Maybe you eat the chicken raw if the chicken is what you like.

Maybe I cut the phone because I hate social connections.

Maybe you drink out of a larger cup because you’re greedy and don’t give a fuck that there’s nothing left for the rest of us.

Maybe I raise my eyebrows at you, for hoarding your shit. I hate it. All of it.

Maybe you apologise for being a dick and then wank yourself with an old sock.

Maybe, I’m just overthinking the possibilities? I mean, didn’t you say you were vegan?

Salty Saturdays: HER – 13.02.2021

Once my hair fell way past my shoulders.

I never used to think much of it.

One night I stayed over at my aunt’s house.

One night she cut my hair down to 2 inches.

The next morning, she braided it in brown hair extensions and said nothing.

A few weeks later I discovered my hair had been cut.

In my thoughts, I skin her scalp back.

I cut off her forefinger and middle finger.

I clip the corners of her eyes, with a pair of toe scissors.

I sew brown extensions into her scalp and saturate it with oils.

One afternoon I saw her.

One afternoon I heard her horrible voice.

One afternoon I played the fiddle and watched her fall hard.

Her husband had cheated on her and took her money.

Her husband came back to her house.

Today my hair falls past my shoulders.

Today I type and I write my truth.

Today her sins caught up with her and she swirls around endlessly in a deep pool of salt.

Her eyes are burning, and her tongue has fizzled away.

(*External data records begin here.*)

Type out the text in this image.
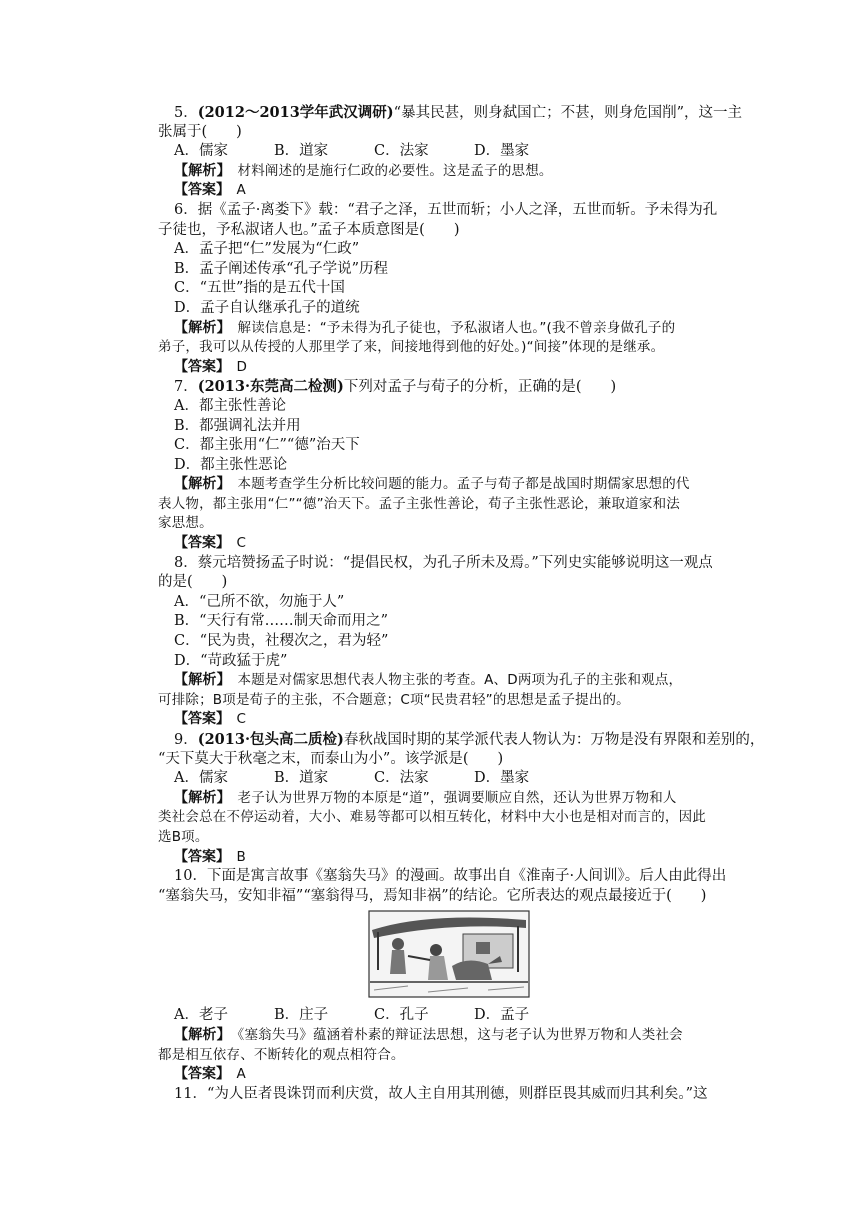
5．(2012～2013学年武汉调研)“暴其民甚，则身弑国亡；不甚，则身危国削”，这一主
张属于(　　)
A．儒家	B．道家	C．法家	D．墨家
【解析】　 材料阐述的是施行仁政的必要性。这是孟子的思想。
【答案】　 A
6．据《孟子·离娄下》载：“君子之泽，五世而斩；小人之泽，五世而斩。予未得为孔
子徒也，予私淑诸人也。”孟子本质意图是(　　)
A．孟子把“仁”发展为“仁政”
B．孟子阐述传承“孔子学说”历程
C．“五世”指的是五代十国
D．孟子自认继承孔子的道统
【解析】　 解读信息是：“予未得为孔子徒也，予私淑诸人也。”(我不曾亲身做孔子的
弟子，我可以从传授的人那里学了来，间接地得到他的好处。)“间接”体现的是继承。
【答案】　 D
7．(2013·东莞高二检测)下列对孟子与荀子的分析，正确的是(　　)
A．都主张性善论
B．都强调礼法并用
C．都主张用“仁”“德”治天下
D．都主张性恶论
【解析】　 本题考查学生分析比较问题的能力。孟子与荀子都是战国时期儒家思想的代
表人物，都主张用“仁”“德”治天下。孟子主张性善论，荀子主张性恶论，兼取道家和法
家思想。
【答案】　 C
8．蔡元培赞扬孟子时说：“提倡民权，为孔子所未及焉。”下列史实能够说明这一观点
的是(　　)
A．“己所不欲，勿施于人”
B．“天行有常……制天命而用之”
C．“民为贵，社稷次之，君为轻”
D．“苛政猛于虎”
【解析】　 本题是对儒家思想代表人物主张的考查。A、D两项为孔子的主张和观点，
可排除；B项是荀子的主张，不合题意；C项“民贵君轻”的思想是孟子提出的。
【答案】　 C
9．(2013·包头高二质检)春秋战国时期的某学派代表人物认为：万物是没有界限和差别的，
“天下莫大于秋毫之末，而泰山为小”。该学派是(　　)
A．儒家	B．道家	C．法家	D．墨家
【解析】　 老子认为世界万物的本原是“道”，强调要顺应自然，还认为世界万物和人
类社会总在不停运动着，大小、难易等都可以相互转化，材料中大小也是相对而言的，因此
选B项。
【答案】　 B
10．下面是寓言故事《塞翁失马》的漫画。故事出自《淮南子·人间训》。后人由此得出
“塞翁失马，安知非福”“塞翁得马，焉知非祸”的结论。它所表达的观点最接近于(　　)
A．老子	B．庄子	C．孔子	D．孟子
【解析】　 《塞翁失马》蕴涵着朴素的辩证法思想，这与老子认为世界万物和人类社会
都是相互依存、不断转化的观点相符合。
【答案】　 A
11．“为人臣者畏诛罚而利庆赏，故人主自用其刑德，则群臣畏其威而归其利矣。”这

My word, she’s a waste of life.

Salty Saturdays: Reception – 06.02.2021

Reception – 06.02.2021

The reception was about as weak as waiting in the rain at London Victoria coach station.

I thought receptions were about a celebration of some kind, whether that be life, death or like earlier, love? Maybe, I’m not smart enough to comprehend the meaning behind them.

On the menu was a traditional Sunday roast: Chicken, potatoes, carrots and gravy. Only, what we were served was dried out chicken breasts, rock hard potatoes, cold carrots and watered down gravy.

My cold plate was washed out with cold hard objects, they labelled fine dining.

I was seated at a table with a pursed lipped smoker and her ashy fingers. Fingers that kept accidentally brushing my exposed skin and a wrinkled mouth that said, ‘forgive me, love. Your skin is so soft, I use the finest lotions on my own skin, see!’ then reaching out and grasping my hand. I lose count at the third attempt.

Now, I love apple crumble and custard but the crumble was more like a chunky apple sauce, with a crumble dusting. Topped off with cheap, lumpy, piping hot, sugary custard. My stomach was growling and the drinks were tasteless.

The reception was a damp attempt to please the masses.